Tom Calvin Ocakacan understands that learners are a priority . Should they need help, he must find ways to ensure students at Rhino Camp High School know how to reach out. The learners adore him! He has earned their respect by being approachable. He, however, confesses that so much has gone into morphing him into the versatile teacher he is today; Windle International Uganda has played a role.
He is among the over three thousand teachers employed by the organisation today to especially know how to handle learners in refugee communities. “I teach Christian Religious Education and Geography,” he says. “I joined the school in 2016, after completing the course of becoming a teacher.” His first stint as a teacher was part-time at a school based in Gulu District.
When Windle International Uganda advertised teaching jobs in Rhino Camp Refugee Settlement, he quickly applied and was taken on as a full-time employee. “Here, my salary is paid by Windle International Uganda and on time,” he says. “Though the experience in Gulu was good, there is peace of mind in knowing you have a salary every end of month.”
Important to note is that in the Windle International Uganda-supported schools, teachers are encouraged to multitask. For example, Ocakacan says that he has been tasked with improving the school’s reading culture and managing the library. “Yes, I am the librarian!” he exclaims. “The head teacher and the committee appointed me to help in the library department so that our learners can get all the help they need.”
He notes that Windle International Uganda, with support from Book Aid, started by providing the school with shelves, office and reserve section books, usually used by teachers as a teacher’s guide. After that, they took him through training that weaved him into the magnificent librarian he is today. “In that training, we learnt a lot of things that could help people like me who are not professional librarians,” he explains. “I learnt how to give access numbers for the books, how to encourage learners to read among many other things.”
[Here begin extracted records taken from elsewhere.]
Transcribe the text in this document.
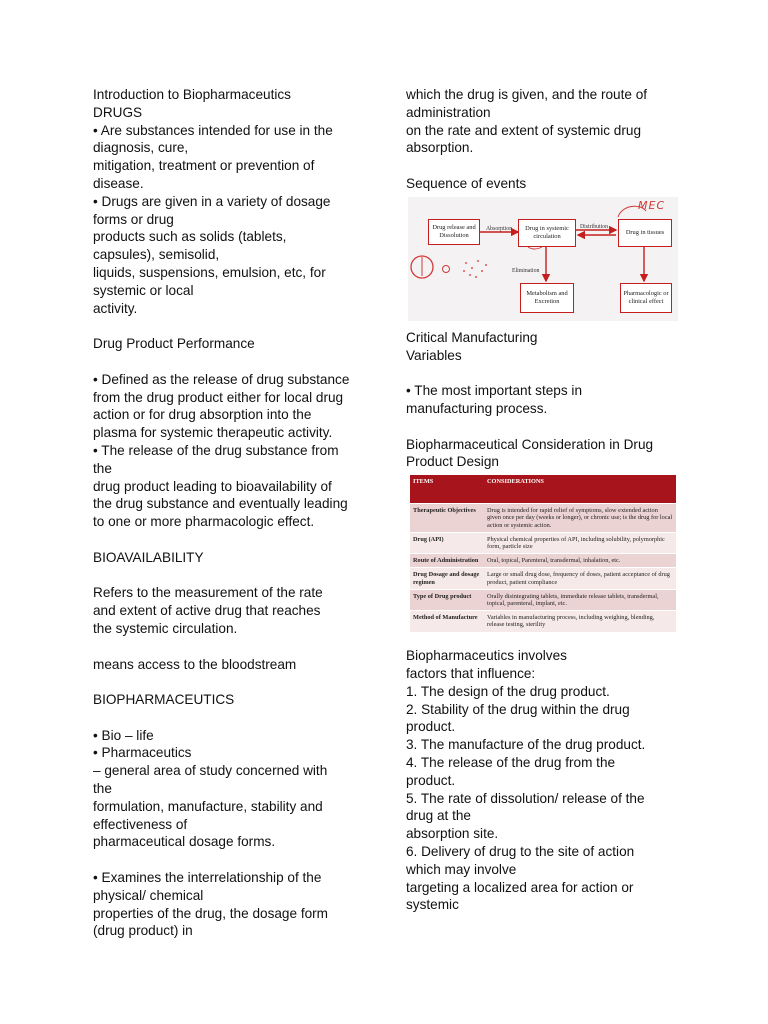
Introduction to Biopharmaceutics
DRUGS
• Are substances intended for use in the
diagnosis, cure,
mitigation, treatment or prevention of
disease.
• Drugs are given in a variety of dosage
forms or drug
products such as solids (tablets,
capsules), semisolid,
liquids, suspensions, emulsion, etc, for
systemic or local
activity.
Drug Product Performance
• Defined as the release of drug substance
from the drug product either for local drug
action or for drug absorption into the
plasma for systemic therapeutic activity.
• The release of the drug substance from
the
drug product leading to bioavailability of
the drug substance and eventually leading
to one or more pharmacologic effect.
BIOAVAILABILITY
Refers to the measurement of the rate
and extent of active drug that reaches
the systemic circulation.
means access to the bloodstream
BIOPHARMACEUTICS
• Bio – life
• Pharmaceutics
– general area of study concerned with
the
formulation, manufacture, stability and
effectiveness of
pharmaceutical dosage forms.
• Examines the interrelationship of the
physical/ chemical
properties of the drug, the dosage form
(drug product) in
which the drug is given, and the route of
administration
on the rate and extent of systemic drug
absorption.
Sequence of events
Drug release and Dissolution
Drug in systemic circulation
Drug in tissues
Metabolism and Excretion
Pharmacologic or clinical effect
Absorption	Distribution
Elimination
MEC
Critical Manufacturing
Variables
• The most important steps in
manufacturing process.
Biopharmaceutical Consideration in Drug
Product Design
ITEMS	CONSIDERATIONS
Therapeutic Objectives	Drug is intended for rapid relief of symptoms, slow extended action given once per day (weeks or longer), or chronic use; is the drug for local action or systemic action.
Drug (API)	Physical chemical properties of API, including solubility, polymorphic form, particle size
Route of Administration	Oral, topical, Parenteral, transdermal, inhalation, etc.
Drug Dosage and dosage regimen	Large or small drug dose, frequency of doses, patient acceptance of drug product, patient compliance
Type of Drug product	Orally disintegrating tablets, immediate release tablets, transdermal, topical, parenteral, implant, etc.
Method of Manufacture	Variables in manufacturing process, including weighing, blending, release testing, sterility
Biopharmaceutics involves
factors that influence:
1. The design of the drug product.
2. Stability of the drug within the drug
product.
3. The manufacture of the drug product.
4. The release of the drug from the
product.
5. The rate of dissolution/ release of the
drug at the
absorption site.
6. Delivery of drug to the site of action
which may involve
targeting a localized area for action or
systemic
His organisational skills have been sharpened with every new arrival of books into the library. “The books are very many and the shelf cannot accommodate all of them,” he says before explaining how he maneuvers through it all. “What I have decided to do is to put a few copies up here for display for the learners to get access to and when I realise the demand is high, I keep increasing them.”
Indeed, the books are meticulously organised in his library, with each title visible for all to see. He says that he has identified a site where he places the books on demand to ease access daily. He adds that it wasn’t always like that; before the training, the records were not proper, and the turn-up of learners seeking books was low.
“Now days, on average 40 books are borrowed every day,” he revels in his strides. “I see new and old students borrowing on a daily, and the numbers have grown since schools reopened.”
Despite being known for his teaching prowess by the learners, he is also the teacher advocating for book-reading. “Apart from the time when I am teaching, I always move around and when I find no lessons in the classes, I encourage them to visit the library,” he says. “We have a series of books that can help them not only to pass examinations, but boost their communication skills.”
Ocakacan also says that being around books has made him an all-around teacher. He emphasises that the entire experience has widened his knowledge and improved his confidence. “Now days I even find myself reading books related to sciences, yet in my Ordinary and Advanced level I did Arts,” he confesses. “For example, there is a book on general sciences called ‘How things work’, that I love to read; I am an arts teacher but I find myself learning more things in science now.”